« L’éthique devrait se traduire de manière concrète »
Comment défendre les intérêts des personnes qui ne naîtront que dans cent ou mille ans ? C’est l’une des nombreuses questions sur lesquelles se penche l’éthicienne Anna Deplazes Zemp. Un entretien sur la responsabilité, la solidarité – et une meilleure gestion de la nature.
Anna Deplazes Zemp, vous avez étudié la biologie moléculaire et obtenu un doctorat en biochimie avant de terminer un deuxième cursus en philosophie avec l’éthique comme point fort. Depuis 2016, vous êtes membre du comité consultatif Gestion des déchets, qui conseille le DETEC pour la recherche d’un site. Quel est le lien entre l’éthique et un dépôt en profondeur ?
Un dépôt en profondeur est un projet dans un contexte technique – et il y a toujours un lien entre technique et éthique.

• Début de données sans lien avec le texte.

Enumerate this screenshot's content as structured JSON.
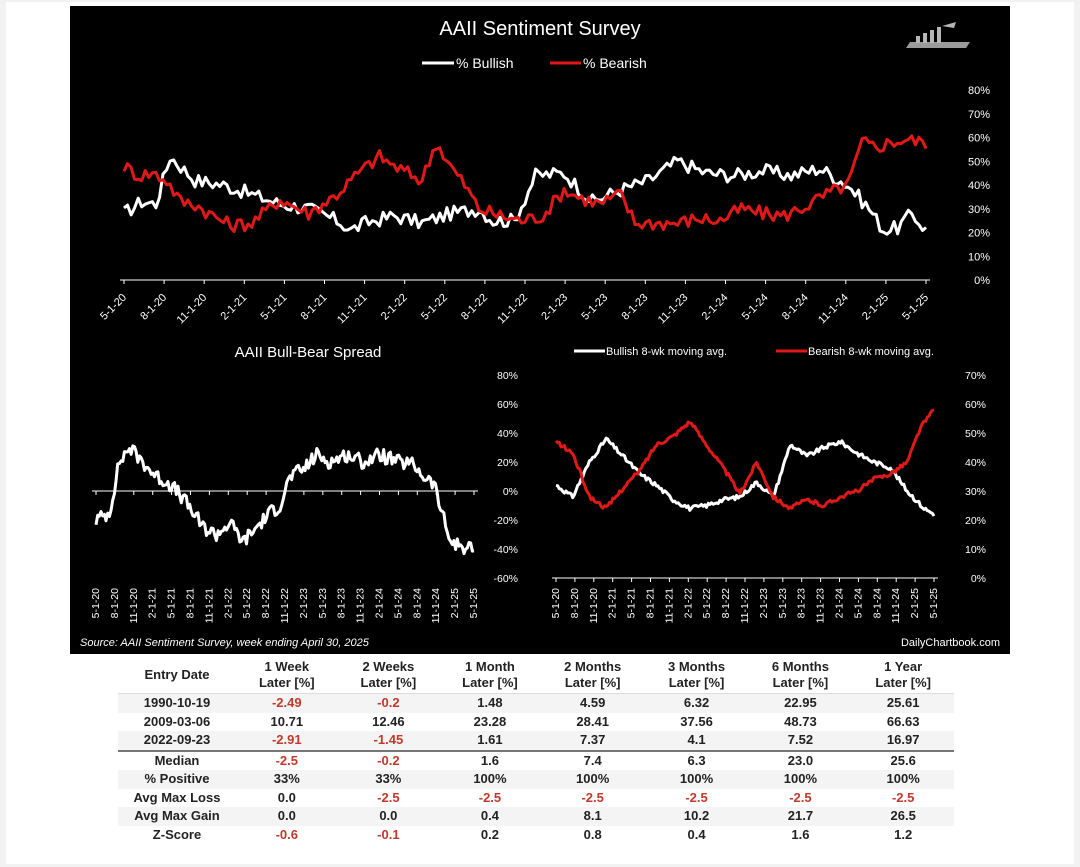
{
  "charts_meta": {
    "source_note": "Source: AAII Sentiment Survey, week ending April 30, 2025",
    "credit": "DailyChartbook.com"
  },
  "chart_data": [
    {
      "type": "line",
      "title": "AAII Sentiment Survey",
      "x_tick_labels": [
        "5-1-20",
        "8-1-20",
        "11-1-20",
        "2-1-21",
        "5-1-21",
        "8-1-21",
        "11-1-21",
        "2-1-22",
        "5-1-22",
        "8-1-22",
        "11-1-22",
        "2-1-23",
        "5-1-23",
        "8-1-23",
        "11-1-23",
        "2-1-24",
        "5-1-24",
        "8-1-24",
        "11-1-24",
        "2-1-25",
        "5-1-25"
      ],
      "y_tick_labels": [
        "0%",
        "10%",
        "20%",
        "30%",
        "40%",
        "50%",
        "60%",
        "70%",
        "80%"
      ],
      "ylim": [
        0,
        80
      ],
      "legend": "top-center",
      "grid": false,
      "series": [
        {
          "name": "% Bullish",
          "color": "#ffffff",
          "anchors": [
            [
              0,
              28
            ],
            [
              5,
              33
            ],
            [
              9,
              32
            ],
            [
              13,
              52
            ],
            [
              20,
              42
            ],
            [
              28,
              40
            ],
            [
              36,
              36
            ],
            [
              44,
              32
            ],
            [
              52,
              30
            ],
            [
              60,
              25
            ],
            [
              64,
              21
            ],
            [
              68,
              24
            ],
            [
              76,
              27
            ],
            [
              84,
              24
            ],
            [
              92,
              28
            ],
            [
              100,
              30
            ],
            [
              104,
              25
            ],
            [
              110,
              25
            ],
            [
              116,
              44
            ],
            [
              124,
              45
            ],
            [
              132,
              33
            ],
            [
              140,
              38
            ],
            [
              148,
              42
            ],
            [
              156,
              50
            ],
            [
              164,
              45
            ],
            [
              172,
              44
            ],
            [
              180,
              46
            ],
            [
              188,
              44
            ],
            [
              196,
              47
            ],
            [
              204,
              40
            ],
            [
              210,
              30
            ],
            [
              214,
              21
            ],
            [
              218,
              22
            ],
            [
              222,
              28
            ],
            [
              226,
              21
            ]
          ]
        },
        {
          "name": "% Bearish",
          "color": "#e01818",
          "anchors": [
            [
              0,
              48
            ],
            [
              4,
              44
            ],
            [
              8,
              45
            ],
            [
              12,
              42
            ],
            [
              16,
              33
            ],
            [
              20,
              32
            ],
            [
              24,
              28
            ],
            [
              30,
              23
            ],
            [
              36,
              24
            ],
            [
              44,
              34
            ],
            [
              52,
              28
            ],
            [
              60,
              36
            ],
            [
              66,
              45
            ],
            [
              72,
              52
            ],
            [
              76,
              48
            ],
            [
              80,
              45
            ],
            [
              84,
              42
            ],
            [
              88,
              58
            ],
            [
              92,
              48
            ],
            [
              96,
              40
            ],
            [
              100,
              30
            ],
            [
              106,
              27
            ],
            [
              112,
              25
            ],
            [
              118,
              27
            ],
            [
              124,
              38
            ],
            [
              128,
              35
            ],
            [
              134,
              32
            ],
            [
              140,
              36
            ],
            [
              144,
              24
            ],
            [
              150,
              24
            ],
            [
              156,
              24
            ],
            [
              162,
              26
            ],
            [
              168,
              25
            ],
            [
              174,
              30
            ],
            [
              180,
              28
            ],
            [
              186,
              27
            ],
            [
              192,
              31
            ],
            [
              198,
              36
            ],
            [
              202,
              39
            ],
            [
              204,
              40
            ],
            [
              208,
              58
            ],
            [
              212,
              56
            ],
            [
              216,
              58
            ],
            [
              220,
              59
            ],
            [
              226,
              58
            ]
          ]
        }
      ]
    },
    {
      "type": "line",
      "title": "AAII Bull-Bear Spread",
      "x_tick_labels": [
        "5-1-20",
        "8-1-20",
        "11-1-20",
        "2-1-21",
        "5-1-21",
        "8-1-21",
        "11-1-21",
        "2-1-22",
        "5-1-22",
        "8-1-22",
        "11-1-22",
        "2-1-23",
        "5-1-23",
        "8-1-23",
        "11-1-23",
        "2-1-24",
        "5-1-24",
        "8-1-24",
        "11-1-24",
        "2-1-25",
        "5-1-25"
      ],
      "y_tick_labels": [
        "-60%",
        "-40%",
        "-20%",
        "0%",
        "20%",
        "40%",
        "60%",
        "80%"
      ],
      "ylim": [
        -60,
        80
      ],
      "series": [
        {
          "name": "",
          "color": "#ffffff",
          "anchors": [
            [
              0,
              -20
            ],
            [
              8,
              -15
            ],
            [
              14,
              20
            ],
            [
              20,
              30
            ],
            [
              28,
              20
            ],
            [
              36,
              10
            ],
            [
              44,
              5
            ],
            [
              52,
              -5
            ],
            [
              58,
              -15
            ],
            [
              64,
              -25
            ],
            [
              72,
              -30
            ],
            [
              80,
              -22
            ],
            [
              88,
              -35
            ],
            [
              96,
              -25
            ],
            [
              104,
              -15
            ],
            [
              110,
              -10
            ],
            [
              116,
              10
            ],
            [
              124,
              15
            ],
            [
              132,
              25
            ],
            [
              140,
              20
            ],
            [
              150,
              25
            ],
            [
              160,
              20
            ],
            [
              170,
              25
            ],
            [
              180,
              20
            ],
            [
              190,
              18
            ],
            [
              196,
              10
            ],
            [
              202,
              5
            ],
            [
              208,
              -20
            ],
            [
              212,
              -35
            ],
            [
              218,
              -38
            ],
            [
              226,
              -40
            ]
          ]
        }
      ]
    },
    {
      "type": "line",
      "title": "",
      "x_tick_labels": [
        "5-1-20",
        "8-1-20",
        "11-1-20",
        "2-1-21",
        "5-1-21",
        "8-1-21",
        "11-1-21",
        "2-1-22",
        "5-1-22",
        "8-1-22",
        "11-1-22",
        "2-1-23",
        "5-1-23",
        "8-1-23",
        "11-1-23",
        "2-1-24",
        "5-1-24",
        "8-1-24",
        "11-1-24",
        "2-1-25",
        "5-1-25"
      ],
      "y_tick_labels": [
        "0%",
        "10%",
        "20%",
        "30%",
        "40%",
        "50%",
        "60%",
        "70%"
      ],
      "ylim": [
        0,
        70
      ],
      "legend": "top",
      "series": [
        {
          "name": "Bullish 8-wk moving avg.",
          "color": "#ffffff",
          "anchors": [
            [
              0,
              32
            ],
            [
              10,
              28
            ],
            [
              20,
              40
            ],
            [
              30,
              48
            ],
            [
              40,
              42
            ],
            [
              50,
              36
            ],
            [
              60,
              32
            ],
            [
              70,
              27
            ],
            [
              80,
              24
            ],
            [
              90,
              25
            ],
            [
              100,
              27
            ],
            [
              110,
              28
            ],
            [
              120,
              33
            ],
            [
              130,
              28
            ],
            [
              140,
              46
            ],
            [
              150,
              42
            ],
            [
              160,
              45
            ],
            [
              170,
              47
            ],
            [
              180,
              43
            ],
            [
              190,
              40
            ],
            [
              200,
              38
            ],
            [
              210,
              30
            ],
            [
              220,
              24
            ],
            [
              226,
              22
            ]
          ]
        },
        {
          "name": "Bearish 8-wk moving avg.",
          "color": "#e01818",
          "anchors": [
            [
              0,
              47
            ],
            [
              10,
              43
            ],
            [
              20,
              28
            ],
            [
              30,
              24
            ],
            [
              40,
              31
            ],
            [
              50,
              37
            ],
            [
              60,
              46
            ],
            [
              70,
              49
            ],
            [
              80,
              54
            ],
            [
              90,
              46
            ],
            [
              100,
              38
            ],
            [
              110,
              29
            ],
            [
              120,
              40
            ],
            [
              130,
              28
            ],
            [
              140,
              24
            ],
            [
              150,
              27
            ],
            [
              160,
              25
            ],
            [
              170,
              28
            ],
            [
              180,
              30
            ],
            [
              190,
              34
            ],
            [
              200,
              36
            ],
            [
              210,
              40
            ],
            [
              218,
              52
            ],
            [
              226,
              58
            ]
          ]
        }
      ]
    },
    {
      "type": "table",
      "columns": [
        "Entry Date",
        "1 Week Later [%]",
        "2 Weeks Later [%]",
        "1 Month Later [%]",
        "2 Months Later [%]",
        "3 Months Later [%]",
        "6 Months Later [%]",
        "1 Year Later [%]"
      ],
      "rows": [
        [
          "1990-10-19",
          "-2.49",
          "-0.2",
          "1.48",
          "4.59",
          "6.32",
          "22.95",
          "25.61"
        ],
        [
          "2009-03-06",
          "10.71",
          "12.46",
          "23.28",
          "28.41",
          "37.56",
          "48.73",
          "66.63"
        ],
        [
          "2022-09-23",
          "-2.91",
          "-1.45",
          "1.61",
          "7.37",
          "4.1",
          "7.52",
          "16.97"
        ],
        [
          "Median",
          "-2.5",
          "-0.2",
          "1.6",
          "7.4",
          "6.3",
          "23.0",
          "25.6"
        ],
        [
          "% Positive",
          "33%",
          "33%",
          "100%",
          "100%",
          "100%",
          "100%",
          "100%"
        ],
        [
          "Avg Max Loss",
          "0.0",
          "-2.5",
          "-2.5",
          "-2.5",
          "-2.5",
          "-2.5",
          "-2.5"
        ],
        [
          "Avg Max Gain",
          "0.0",
          "0.0",
          "0.4",
          "8.1",
          "10.2",
          "21.7",
          "26.5"
        ],
        [
          "Z-Score",
          "-0.6",
          "-0.1",
          "0.2",
          "0.8",
          "0.4",
          "1.6",
          "1.2"
        ]
      ]
    }
  ],
  "table_header_lines": [
    [
      "Entry Date",
      ""
    ],
    [
      "1 Week",
      "Later [%]"
    ],
    [
      "2 Weeks",
      "Later [%]"
    ],
    [
      "1 Month",
      "Later [%]"
    ],
    [
      "2 Months",
      "Later [%]"
    ],
    [
      "3 Months",
      "Later [%]"
    ],
    [
      "6 Months",
      "Later [%]"
    ],
    [
      "1 Year",
      "Later [%]"
    ]
  ]
}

Le dépôt en profondeur est particulièrement intéressant du point de vue éthique, parce que, contrairement à de nombreux autres projets techniques, il ne s’agit pas seulement de maximiser l’utilité. Nous ne voulons pas en tirer le plus d’utilité possible, mais minimiser les dégâts. Ces déchets sont là et il faut bien maintenant les stocker quelque part. L’autre aspect est sa dimension temporelle. C’est un projet qui ne concerne pas seulement notre génération, mais aussi les générations à venir. C’est pourquoi il ne suffit pas de demander à tous s’ils sont d’accord. Il faut procéder de manière à ce que les générations futures puissent également comprendre ce projet.
Comment définit-on les directives éthiques ? On pourrait aussi dire qu’il est injuste qu’un site doivent tout assumer – et les autres rien du tout.
Personne n’approuverait que chacun stocke dans sa cave une boîte de conserve contenant des déchets radioactifs. Il faut trouver des moyens de rendre équitable ce qui est inéquitable. Une démarche possible réside dans l’équité procédurale, dans le cadre de laquelle on se met d’accord sur la manière de prendre les décisions – avant de connaître la décision. Dans ce cas, c’est toute la Suisse qui est appelée à se prononcer, et on se met d’accord sur la manière de déterminer le site du dépôt en profondeur. Si tous approuvent fondamentalement cette procédure, alors la décision est équitable.
Comment pourrait-on dédommager la population de Stadel pour cela ?
Ce qui est sûr, c’est que la région qui prend en charge cette tâche a droit à de la reconnaissance, et cela de diverses manières. Je trouve que le reste de la Suisse devrait être mieux informé sur ce projet. On n’a souvent pas conscience de ce que cette région prend en charge pour nous tous. Il y a bien sûr le débat concernant les dédommagements, mais il ne faut pas oublier qu’il ne s’agit pas seulement des habitants actuels, mais aussi des générations à venir. Cela ne peut pas être résolu en versant une somme d’argent à la génération actuelle. Selon les sondages, la région accepte le fait qu’elle soit la mieux adaptée. C’est une solidarité qu’il faut reconnaître de manière positive. Cet aspect est au moins aussi important que l’aspect financier. Mais les compensations financières doivent également être utilisées de manière à ce que plusieurs générations puissent en profiter.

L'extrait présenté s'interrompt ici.